In April 1996, I organized tour to England for Fr. Edgar Parrott, an Episcopal priest and friend, who wanted to offer his congregation an opportunity to explore the roots of the Anglican faith by visiting cathedrals and churches in the south of England.
Thirty people joined the two-week tour that stopped in London, Brighton, Bath, Oxford, and Cambridge. We visited Canterbury, Winchester, Chichester, Wells, Coventry, and Ely cathedrals as well as numerous village churches and historical sites.
Shepherding 30 people on and off of airplanes and tour buses, in and out of hotels, handling baggage logistics, and managing a tour itinerary is hard work. By the time we reached the second week of the tour, I was ready for time alone.

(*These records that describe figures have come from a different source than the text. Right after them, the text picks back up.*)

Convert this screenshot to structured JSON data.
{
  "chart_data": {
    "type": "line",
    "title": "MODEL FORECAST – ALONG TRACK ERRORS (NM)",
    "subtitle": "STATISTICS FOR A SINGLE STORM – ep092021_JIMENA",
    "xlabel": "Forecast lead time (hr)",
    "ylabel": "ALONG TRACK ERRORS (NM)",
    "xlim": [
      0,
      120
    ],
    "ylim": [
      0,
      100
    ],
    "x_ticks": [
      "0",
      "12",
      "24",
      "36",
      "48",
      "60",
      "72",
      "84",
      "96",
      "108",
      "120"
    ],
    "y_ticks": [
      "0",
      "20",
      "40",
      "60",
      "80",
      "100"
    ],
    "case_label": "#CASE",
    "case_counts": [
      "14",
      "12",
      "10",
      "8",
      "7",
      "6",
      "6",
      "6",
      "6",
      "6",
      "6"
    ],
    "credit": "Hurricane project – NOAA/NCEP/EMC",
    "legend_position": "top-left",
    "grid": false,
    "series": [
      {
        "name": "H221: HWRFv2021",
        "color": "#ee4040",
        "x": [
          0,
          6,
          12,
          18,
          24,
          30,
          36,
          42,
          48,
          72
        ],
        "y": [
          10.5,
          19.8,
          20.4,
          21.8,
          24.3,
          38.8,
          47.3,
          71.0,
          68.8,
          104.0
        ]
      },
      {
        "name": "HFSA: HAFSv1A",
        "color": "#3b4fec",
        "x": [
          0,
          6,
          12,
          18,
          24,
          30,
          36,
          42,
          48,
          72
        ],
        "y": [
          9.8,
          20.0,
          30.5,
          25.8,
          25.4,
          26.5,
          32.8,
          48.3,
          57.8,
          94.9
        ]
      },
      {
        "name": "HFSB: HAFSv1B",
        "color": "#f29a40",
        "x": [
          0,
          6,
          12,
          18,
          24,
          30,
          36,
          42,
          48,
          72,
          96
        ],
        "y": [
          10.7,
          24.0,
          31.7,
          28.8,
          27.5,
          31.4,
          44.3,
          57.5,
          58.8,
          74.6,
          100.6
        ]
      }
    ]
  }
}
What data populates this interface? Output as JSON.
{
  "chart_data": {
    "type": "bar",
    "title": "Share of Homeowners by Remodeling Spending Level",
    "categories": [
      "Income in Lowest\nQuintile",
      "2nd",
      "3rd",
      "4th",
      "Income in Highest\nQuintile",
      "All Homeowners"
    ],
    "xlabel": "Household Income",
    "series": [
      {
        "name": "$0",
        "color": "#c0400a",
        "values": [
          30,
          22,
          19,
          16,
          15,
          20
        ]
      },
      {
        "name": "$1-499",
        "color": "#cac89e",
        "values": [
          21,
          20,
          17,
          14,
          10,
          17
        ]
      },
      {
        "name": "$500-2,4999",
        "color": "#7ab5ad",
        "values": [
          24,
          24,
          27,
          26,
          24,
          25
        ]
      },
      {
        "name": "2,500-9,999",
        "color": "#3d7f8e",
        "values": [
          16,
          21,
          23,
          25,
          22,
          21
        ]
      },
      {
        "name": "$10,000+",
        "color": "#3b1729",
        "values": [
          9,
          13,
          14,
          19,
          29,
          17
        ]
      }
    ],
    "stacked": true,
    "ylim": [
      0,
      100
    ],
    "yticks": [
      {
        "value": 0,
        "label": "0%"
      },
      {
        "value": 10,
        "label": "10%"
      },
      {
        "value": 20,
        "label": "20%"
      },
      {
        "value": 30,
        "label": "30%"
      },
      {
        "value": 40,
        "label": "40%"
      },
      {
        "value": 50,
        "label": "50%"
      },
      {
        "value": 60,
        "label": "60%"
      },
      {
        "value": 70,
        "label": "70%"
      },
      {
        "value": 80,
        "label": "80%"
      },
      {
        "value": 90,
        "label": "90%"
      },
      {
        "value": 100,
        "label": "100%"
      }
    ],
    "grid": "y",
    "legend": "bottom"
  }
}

At Anne Hathaway’s cottage in Stratford, I let the group go with our tour guide while I wandered off across the road and down a path into a wood. The peace and quiet of the wood was inviting. I walked along the path listening to the soothing sound of the breeze through the trees.
At length, I came to a bridge that crossed a quiet stream. The reflection of the sky and trees on the glossy surface of the still water was magical. As I looked across the stream, my eyes were delighted by hundreds of sprightly daffodils. The sight took away my breath. In that instant, I stood with William Wordsworth coming upon a host of golden daffodils. I’ve never seen daffodils anywhere that compare with the beauty and profusion of those in England.
To freeze the moment, I raised my camera, composed a shot, and snapped the shutter. The photograph of the daffodils at Stratford is the perfect souvenir. I had the photograph enlarged, printed, and framed to hang in my home. I have only to look at it to recall the bliss of that solitary moment.